Youk Chhang, who founded the Documentation Centre of Cambodia to keep an archive of the crimes committed by the Khmer Rouge, believes the tribunal has performed a valuable service for Cambodia and the rest of the world.
“It’s a milestone reminder of what happened, and we need that to articulate a more optimistic future for younger generations. I hope that in future smart human rights lawyers will be able to use the investment we put into this court to advance arguments for better human rights protection in front of Cambodian judges,” he said.
“And there have been other benefits.

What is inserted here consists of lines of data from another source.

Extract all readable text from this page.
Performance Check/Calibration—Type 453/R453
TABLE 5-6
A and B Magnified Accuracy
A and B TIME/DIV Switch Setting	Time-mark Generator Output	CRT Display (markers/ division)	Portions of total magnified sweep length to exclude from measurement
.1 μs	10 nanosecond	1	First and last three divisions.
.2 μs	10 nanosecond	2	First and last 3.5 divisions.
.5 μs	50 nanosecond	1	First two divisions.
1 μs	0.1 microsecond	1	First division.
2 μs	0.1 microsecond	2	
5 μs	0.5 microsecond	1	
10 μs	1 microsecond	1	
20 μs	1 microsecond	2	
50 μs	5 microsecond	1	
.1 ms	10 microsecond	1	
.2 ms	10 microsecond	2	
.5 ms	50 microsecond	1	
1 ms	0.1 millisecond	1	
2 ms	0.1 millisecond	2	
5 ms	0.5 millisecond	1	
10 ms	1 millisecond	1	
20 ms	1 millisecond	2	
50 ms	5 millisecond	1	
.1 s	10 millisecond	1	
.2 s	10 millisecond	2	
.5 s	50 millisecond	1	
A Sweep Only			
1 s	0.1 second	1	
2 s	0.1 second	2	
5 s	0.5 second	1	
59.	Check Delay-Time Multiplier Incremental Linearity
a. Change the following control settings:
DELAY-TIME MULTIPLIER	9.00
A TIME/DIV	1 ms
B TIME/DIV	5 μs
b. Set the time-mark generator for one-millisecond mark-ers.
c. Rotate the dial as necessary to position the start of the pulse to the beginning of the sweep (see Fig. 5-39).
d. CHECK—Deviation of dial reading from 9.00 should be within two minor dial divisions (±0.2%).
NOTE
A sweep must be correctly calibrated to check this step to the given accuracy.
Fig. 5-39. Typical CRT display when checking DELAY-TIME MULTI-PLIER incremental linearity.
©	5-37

So far we have talked to more than 30,000 survivors about what they went through, and most of them say the court process has been meaningful for them.”
But Ou Virak, a well-known human rights in Cambodia whose father was killed by the Khmer Rouge, and who fled to Thailand as a refugee during the civil war in the 1980s, is not convinced that the tribunal will have a lasting impact.
“We had low expectations. We understood the political nature of the way the tribunal was set up. And all of us involved in human rights issues do care that there has been a tribunal, and some accountability,” he said.
“But we had been hoping it would set the historical facts, and bring about a common understanding of what happened. But the documentation from the tribunal; only really told us what we already know,” said Mr Virak.
“There is a yawning gap still – a silence – between the older generation that experienced the Khmer Rouge, who don’t know how to speak about it, and the younger generation which knows and cares little about what happened to their parents and grandparents.”